If you have an eye for detail and order, excellent math and computer skills, a penchant for analyzing different sorts of purchasing situations, and the ability to listen, persuade and negotiate, then a career as a procurement specialist may be an excellent fit. Procurement specialists are crucial to a company’s supply chain management, which includes planning and forecasting, purchasing, product assembly, and transporting, storing and keeping track of a product as it flows through the consumer pipeline.

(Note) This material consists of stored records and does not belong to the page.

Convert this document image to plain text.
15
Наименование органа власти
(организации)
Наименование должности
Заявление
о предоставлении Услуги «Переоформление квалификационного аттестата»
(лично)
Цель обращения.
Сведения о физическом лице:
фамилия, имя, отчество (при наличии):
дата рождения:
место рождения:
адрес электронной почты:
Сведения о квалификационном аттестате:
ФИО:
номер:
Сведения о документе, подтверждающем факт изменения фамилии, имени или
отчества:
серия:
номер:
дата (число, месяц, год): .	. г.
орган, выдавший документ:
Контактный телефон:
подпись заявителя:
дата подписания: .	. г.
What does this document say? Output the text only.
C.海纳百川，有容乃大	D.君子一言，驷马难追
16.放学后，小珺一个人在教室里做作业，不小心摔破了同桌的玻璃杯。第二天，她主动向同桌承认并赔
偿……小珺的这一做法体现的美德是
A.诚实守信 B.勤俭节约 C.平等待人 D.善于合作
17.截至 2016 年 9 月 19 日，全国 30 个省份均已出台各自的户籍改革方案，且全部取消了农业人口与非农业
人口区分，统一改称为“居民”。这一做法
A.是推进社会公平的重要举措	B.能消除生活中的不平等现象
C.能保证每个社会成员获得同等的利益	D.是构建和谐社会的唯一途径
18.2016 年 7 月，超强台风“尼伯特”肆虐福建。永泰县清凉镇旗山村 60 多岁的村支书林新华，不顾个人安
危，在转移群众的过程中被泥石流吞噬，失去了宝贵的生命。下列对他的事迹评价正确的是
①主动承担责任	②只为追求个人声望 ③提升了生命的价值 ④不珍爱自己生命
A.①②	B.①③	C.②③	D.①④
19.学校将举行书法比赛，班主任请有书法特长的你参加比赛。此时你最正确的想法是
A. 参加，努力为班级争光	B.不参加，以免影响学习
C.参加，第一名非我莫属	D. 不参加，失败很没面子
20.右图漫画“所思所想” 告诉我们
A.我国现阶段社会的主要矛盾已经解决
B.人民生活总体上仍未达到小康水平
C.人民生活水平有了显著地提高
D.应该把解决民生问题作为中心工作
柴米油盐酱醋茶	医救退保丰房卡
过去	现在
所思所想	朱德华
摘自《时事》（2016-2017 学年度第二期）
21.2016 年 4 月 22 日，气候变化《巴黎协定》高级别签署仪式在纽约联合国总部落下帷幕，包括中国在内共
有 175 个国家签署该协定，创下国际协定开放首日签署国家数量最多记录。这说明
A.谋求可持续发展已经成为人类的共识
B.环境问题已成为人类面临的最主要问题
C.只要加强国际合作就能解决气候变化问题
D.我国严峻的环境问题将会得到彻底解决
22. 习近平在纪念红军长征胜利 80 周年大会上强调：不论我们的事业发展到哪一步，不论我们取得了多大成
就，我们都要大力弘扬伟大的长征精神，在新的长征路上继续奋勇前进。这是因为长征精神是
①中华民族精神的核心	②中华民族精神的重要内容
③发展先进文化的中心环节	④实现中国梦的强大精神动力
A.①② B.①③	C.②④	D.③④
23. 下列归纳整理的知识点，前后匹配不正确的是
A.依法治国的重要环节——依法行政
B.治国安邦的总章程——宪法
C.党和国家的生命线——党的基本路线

Procurement specialists, also known as procurement or purchasing managers and agents, can be found in numerous types of business, from manufacturing to retail to government. These professionals manage vendor relationships and oversee order placement, including of raw materials. In some industries, procurement specialists also track overall spending and are charged with improving bidding processes. Among the other job duties of these professionals: price negotiations; purchase order creation; order tracking and management; and price dispute resolutions.
The ultimate responsibility for most procurement specialists is to find quality goods or services at an acceptable price that meet an organization’s needs. The degree to which this can be done effectively and at an acceptable cost plays a role in the organization’s spending efficiencies and overall financial performance.
While a procurement specialist’s functions are generally similar across industry sectors, the work environments may vary dramatically. Some specialists will work in an office with a computer as their main tool for analysis and ordering. Others, particularly in the construction and manufacturing sectors, may be required to travel and work outdoors.
As the work environment and required credentials may differ from sector to sector, candidates could find it helpful to acquire hands-on experience in entry-level purchasing positions in particular sectors of interest.
A national survey in 2013 by the U.S. Bureau of Labor Statistics found that the annual average salary for this career field was $109,640, with the top 10% of earners receiving salaries in excess of $165,800.
Prospective students are encouraged to conduct individual research as potential compensation is determined by factors such as industry type, market conditions, and a candidate’s experience, skills and education.
The level of education required for procurement specialists varies by industry size and type. While an associate’s degree may be sufficient for smaller organizations with fewer needs, a bachelor’s degree is a common requirement, including disciplines such as economics, logistics, supply chain management or business administration. A master’s degree can boost career advancement and increase opportunities for a procurement-related position with larger organizations.
Procurement specialists may also benefit from acquiring additional skills in purchasing and contract negotiation. Becoming adept with new inventory and accounting software can also be helpful.
If you have strong math, computer and communication skills and are interested in analyzing different types of purchasing situations, you may be a good candidate for a career as a procurement specialist.